Pada hari itu, akan disampaikan kepada mereka, “Siapa pun yang masih memiliki hak, maka datanglah kepada pemiliknya.” Bahkan, seorang seseorang terkesan bahagia tatkala masih memiliki hak dari anak atau dari saudaranya. Sebab, pada hari kiamat tidak ada hubungan nasab. Walau semasa di dunia saling kenal, pada hari itu, kondisi mereka tidak lagi saling sapa dan tidak saling tanya. Dalam banyak hadis, juga disebutkan tuntutan di akhirat tidak hanya datang dari sesama hamba, tetapi dari sesama makhluk, seperti hewan yang pernah disiksa atau dianiaya. (Lihat: Ibnu Hajar, Fathul Bari, juz XIII, halaman 457).  

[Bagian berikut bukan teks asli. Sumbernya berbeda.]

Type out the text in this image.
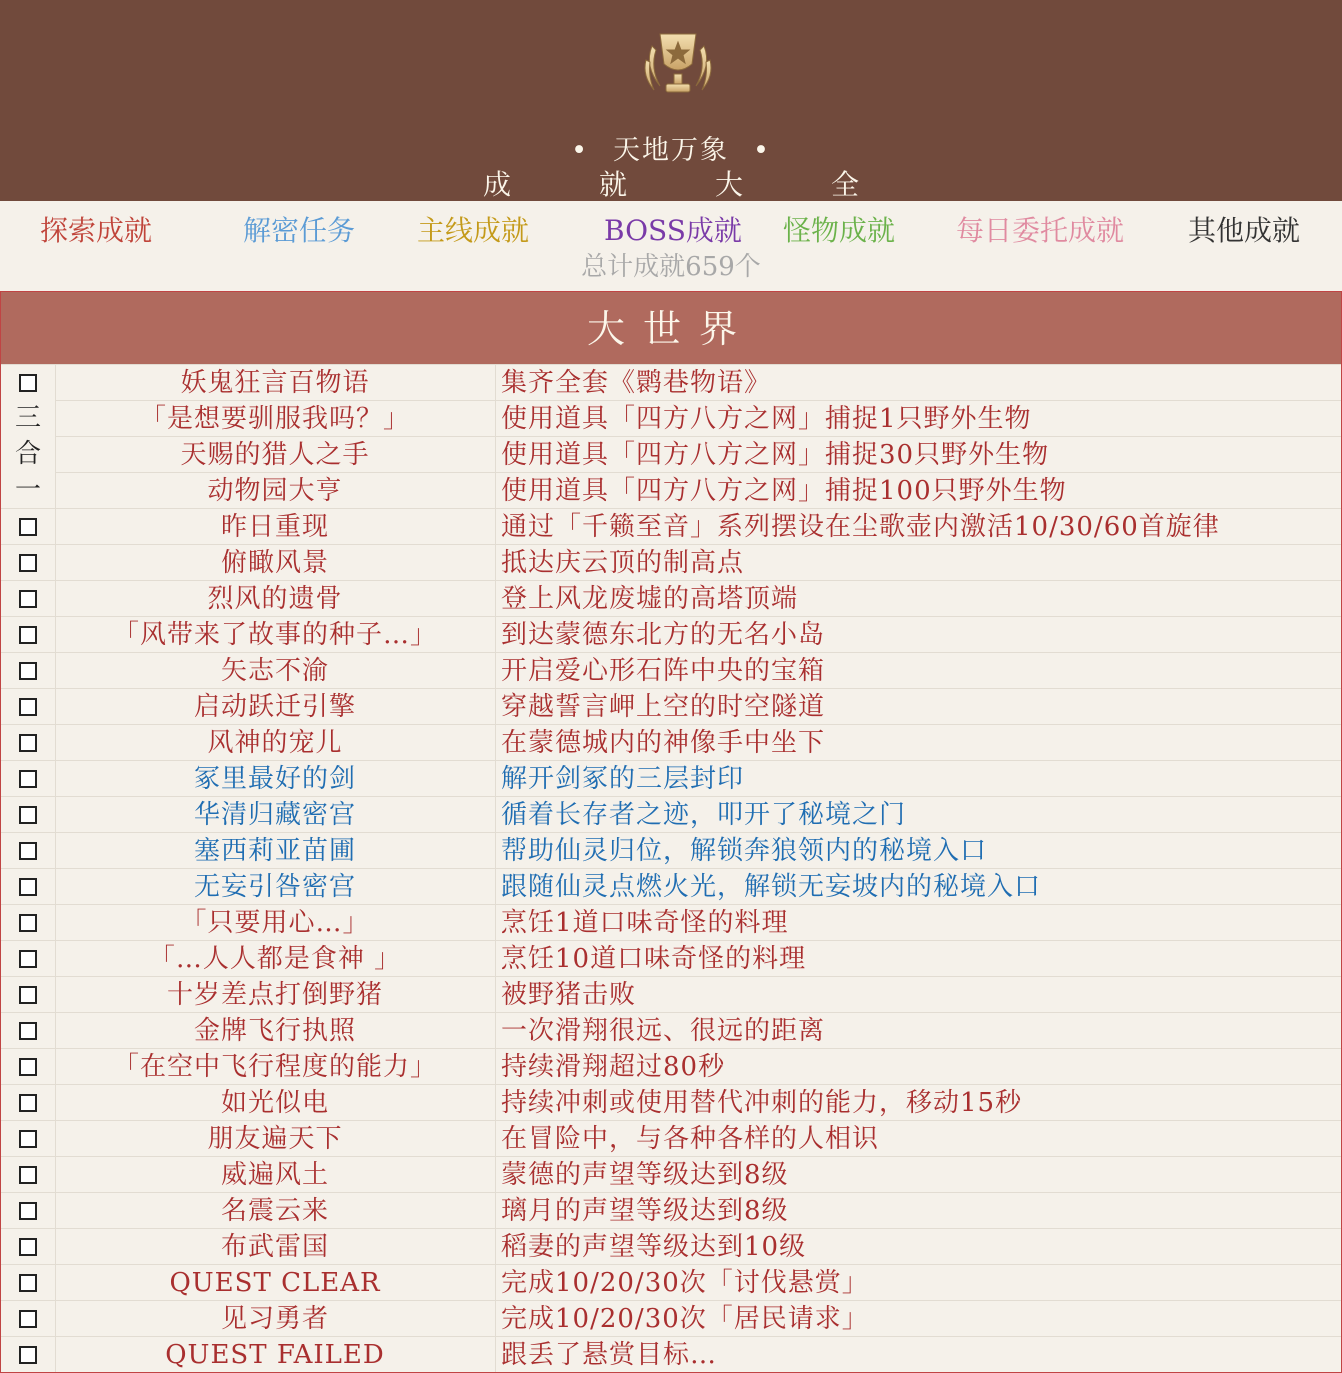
• 天地万象 •
成	就	大	全
探索成就	解密任务 主线成就	BOSS成就 怪物成就 每日委托成就 其他成就
总计成就659个
大世界
妖鬼狂言百物语	集齐全套《鹮巷物语》
「是想要驯服我吗？」	使用道具「四方八方之网」捕捉1只野外生物
天赐的猎人之手	使用道具「四方八方之网」捕捉30只野外生物
动物园大亨	使用道具「四方八方之网」捕捉100只野外生物
昨日重现	通过「千籁至音」系列摆设在尘歌壶内激活10/30/60首旋律
俯瞰风景	抵达庆云顶的制高点
烈风的遗骨	登上风龙废墟的高塔顶端
「风带来了故事的种子…」	到达蒙德东北方的无名小岛
矢志不渝	开启爱心形石阵中央的宝箱
启动跃迁引擎	穿越誓言岬上空的时空隧道
风神的宠儿	在蒙德城内的神像手中坐下
冢里最好的剑	解开剑冢的三层封印
华清归藏密宫	循着长存者之迹，叩开了秘境之门
塞西莉亚苗圃	帮助仙灵归位，解锁奔狼领内的秘境入口
无妄引咎密宫	跟随仙灵点燃火光，解锁无妄坡内的秘境入口
「只要用心…」	烹饪1道口味奇怪的料理
「…人人都是食神 」	烹饪10道口味奇怪的料理
十岁差点打倒野猪	被野猪击败
金牌飞行执照	一次滑翔很远、很远的距离
「在空中飞行程度的能力」	持续滑翔超过80秒
如光似电	持续冲刺或使用替代冲刺的能力，移动15秒
朋友遍天下	在冒险中，与各种各样的人相识
威遍风土	蒙德的声望等级达到8级
名震云来	璃月的声望等级达到8级
布武雷国	稻妻的声望等级达到10级
QUEST CLEAR	完成10/20/30次「讨伐悬赏」
见习勇者	完成10/20/30次「居民请求」
QUEST FAILED	跟丢了悬赏目标…
三
合
一
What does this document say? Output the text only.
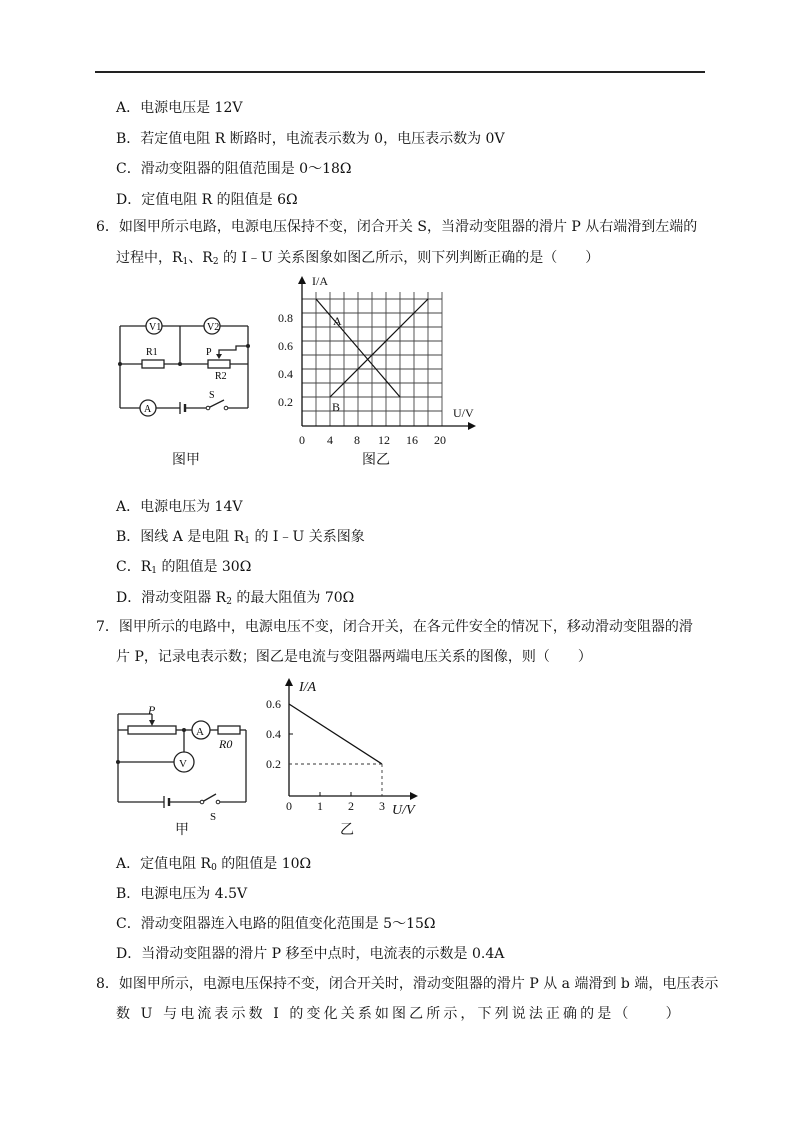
A．电源电压是 12V
B．若定值电阻 R 断路时，电流表示数为 0，电压表示数为 0V
C．滑动变阻器的阻值范围是 0～18Ω
D．定值电阻 R 的阻值是 6Ω
6．如图甲所示电路，电源电压保持不变，闭合开关 S，当滑动变阻器的滑片 P 从右端滑到左端的
过程中，$R_1$、$R_2$ 的 I﹣U 关系图象如图乙所示，则下列判断正确的是（　　）
V1	V2
R1	P
R2
A
S
图甲
I/A
U/V
0.8
0.6
0.4
0.2
0 4 8 12 16 20
A
B
图乙
A．电源电压为 14V
B．图线 A 是电阻 $R_1$ 的 I﹣U 关系图象
C．$R_1$ 的阻值是 30Ω
D．滑动变阻器 $R_2$ 的最大阻值为 70Ω
7．图甲所示的电路中，电源电压不变，闭合开关，在各元件安全的情况下，移动滑动变阻器的滑
片 P，记录电表示数；图乙是电流与变阻器两端电压关系的图像，则（　　）
P
A
R0
V
S
甲
I/A
U/V
0.6
0.4
0.2
0 1 2 3
乙
A．定值电阻 $R_0$ 的阻值是 10Ω
B．电源电压为 4.5V
C．滑动变阻器连入电路的阻值变化范围是 5～15Ω
D．当滑动变阻器的滑片 P 移至中点时，电流表的示数是 0.4A
8．如图甲所示，电源电压保持不变，闭合开关时，滑动变阻器的滑片 P 从 a 端滑到 b 端，电压表示
数 U 与电流表示数 I 的变化关系如图乙所示，下列说法正确的是（　　）
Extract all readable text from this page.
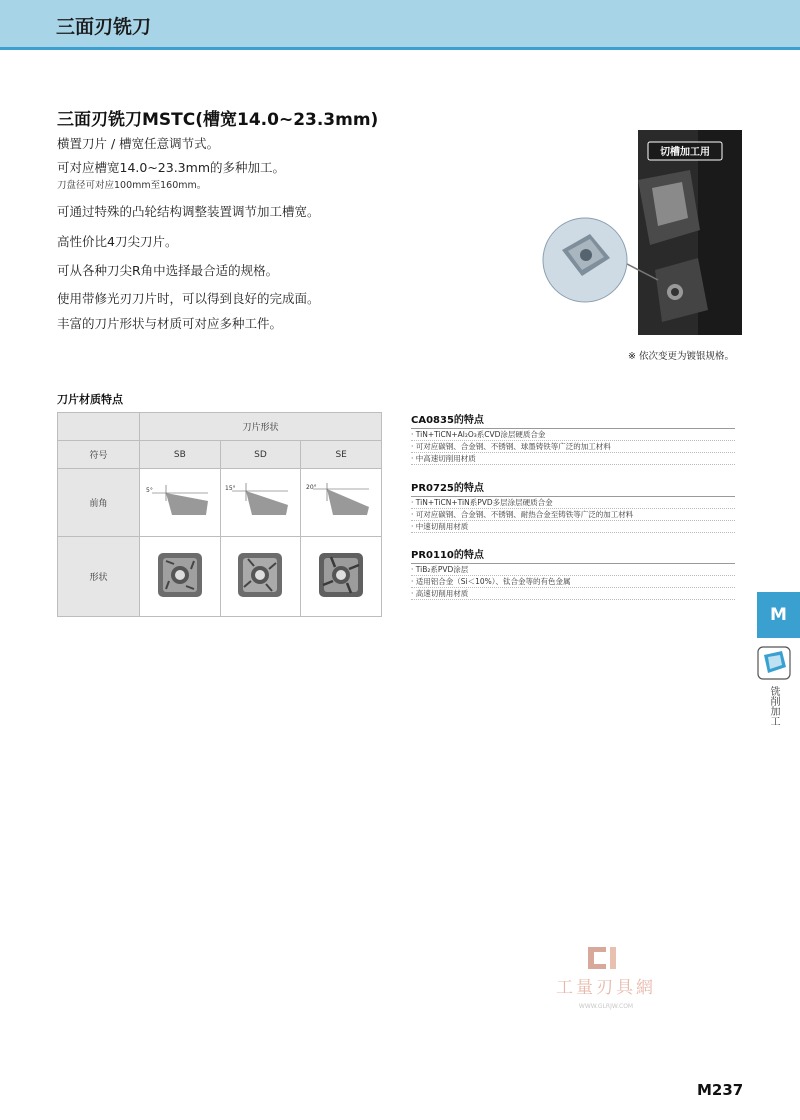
三面刃铣刀
三面刃铣刀MSTC(槽宽14.0~23.3mm)
横置刀片 / 槽宽任意调节式。
可对应槽宽14.0~23.3mm的多种加工。
刀盘径可对应100mm至160mm。
可通过特殊的凸轮结构调整装置调节加工槽宽。
高性价比4刀尖刀片。
可从各种刀尖R角中选择最合适的规格。
使用带修光刃刀片时，可以得到良好的完成面。
丰富的刀片形状与材质可对应多种工件。
切槽加工用
※ 依次变更为镀银规格。
刀片材质特点
	刀片形状		
符号	SB	SD	SE
前角	5°	15°	20°

形状			
CA0835的特点
· TiN+TiCN+Al₂O₃系CVD涂层硬质合金
· 可对应碳钢、合金钢、不锈钢、球墨铸铁等广泛的加工材料
· 中高速切削用材质
PR0725的特点
· TiN+TiCN+TiN系PVD多层涂层硬质合金
· 可对应碳钢、合金钢、不锈钢、耐热合金至铸铁等广泛的加工材料
· 中速切削用材质
PR0110的特点
· TiB₂系PVD涂层
· 适用铝合金（Si＜10%）、钛合金等的有色金属
· 高速切削用材质
M
铣削加工
工量刃具網
WWW.GLRJW.COM
M237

Dosa apa pun yang dikehendaki, Allah ampuni dan dosa apa pun yang tidak dikehendaki, Allah biarkan hingga perkaranya diputuskan. Tidak ada seorang pun yang dizalimi pada saat itu. Sebab, setiap hak diberikan kepada pemiliknya. Semua kebaikan dan kezaliman dibalas dengan adil. Tidak ada kebaikan dan kezaliman yang terlupakan. Pantas Allah berfirman dalam Al-Quran, Janganlah sekali-kali engkau mengira bahwa Allah lengah terhadap apa yang orang-orang zalim perbuat. Sesungguhnya Dia menangguhkan mereka sampai hari ketika mata (mereka) terbelalak, (QS. Ibrahim [14] 43). Wallahu ‘alam.


Ustadz M. Tatam Wijaya, Penyuluh dan Petugas KUA Sukanagara-Cianjur, Jawa Barat.